- Interactive map of Kumiko

Restaurant information
- Established: 2018
- Chef: Julia Momosé
- Food type: Japanese
- Location: 630 West Lake Street, Chicago, Illinois, 60661, United States
- Coordinates: 41°53′09″N 87°38′39″W﻿ / ﻿41.8859°N 87.6441°W
- Website: Official website

= Kumiko (bar) =

Kumiko is a Japanese dining bar (ダイニングバー) in the West Loop, Chicago.

In 2024, Kumiko was ranked tenth among North America's 50 Best Bars.

It won the award for Outstanding Bar at the 2025 James Beard Awards.

Kumiko has consistently been mentioned in the Michelin Guide as a Best Japanese Restaurant in Chicago

==Location==
Kumiko is located at 630 West Lake Street in Chicago's West Loop neighborhood.

==History==
Kumiko opened in 2018 under the direction of bartender and restaurateur Julia Momosé.
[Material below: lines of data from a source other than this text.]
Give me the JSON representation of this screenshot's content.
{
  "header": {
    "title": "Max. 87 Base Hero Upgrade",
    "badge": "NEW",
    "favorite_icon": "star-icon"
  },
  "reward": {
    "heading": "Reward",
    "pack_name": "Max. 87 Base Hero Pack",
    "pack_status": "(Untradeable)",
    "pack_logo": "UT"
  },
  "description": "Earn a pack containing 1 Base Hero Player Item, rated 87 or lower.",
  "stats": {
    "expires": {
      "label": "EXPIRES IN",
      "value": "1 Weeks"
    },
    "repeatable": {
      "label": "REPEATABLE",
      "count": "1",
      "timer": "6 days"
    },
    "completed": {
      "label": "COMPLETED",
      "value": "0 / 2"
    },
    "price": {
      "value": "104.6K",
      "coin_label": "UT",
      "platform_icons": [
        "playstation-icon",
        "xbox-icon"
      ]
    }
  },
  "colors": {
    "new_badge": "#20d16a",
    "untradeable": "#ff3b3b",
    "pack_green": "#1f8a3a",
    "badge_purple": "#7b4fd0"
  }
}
The establishment is named after kumiko, a traditional Japanese woodworking technique involving intricate latticework assembled without nails, which also inspired the bar's interior design.

Originally focused primarily on cocktails, Kumiko expanded its culinary program over time, evolving into a dining bar emphasizing the pairing of food and beverages. In the mid-2020s, Momosé assumed the role of executive chef, further incorporating Japanese culinary traditions into the menu.

==Cuisine and menu==
Kumiko offers both an à la carte menu and a seasonal tasting menu. The cuisine blends Japanese techniques with contemporary influences, featuring dishes such as Japanese potato salad, chicken karaage, milk toast, and variations on Japanese curry. The tasting menu changes regularly and reflects elements of kaiseki-style dining.

The beverage program emphasizes Japanese whisky, shochu, sake, and carefully prepared cocktails, including highballs and omakase-style drink pairings tailored to individual guests.

==Recognition==
In addition to its James Beard Award and ranking among North America's 50 Best Bars, Kumiko has received international recognition. In 2025, it was named World's Best Bar at the Spirited Awards. Coverage of the award described Kumiko as a leader in contemporary cocktail culture, highlighting its hospitality, attention to detail, and integration of food and drink.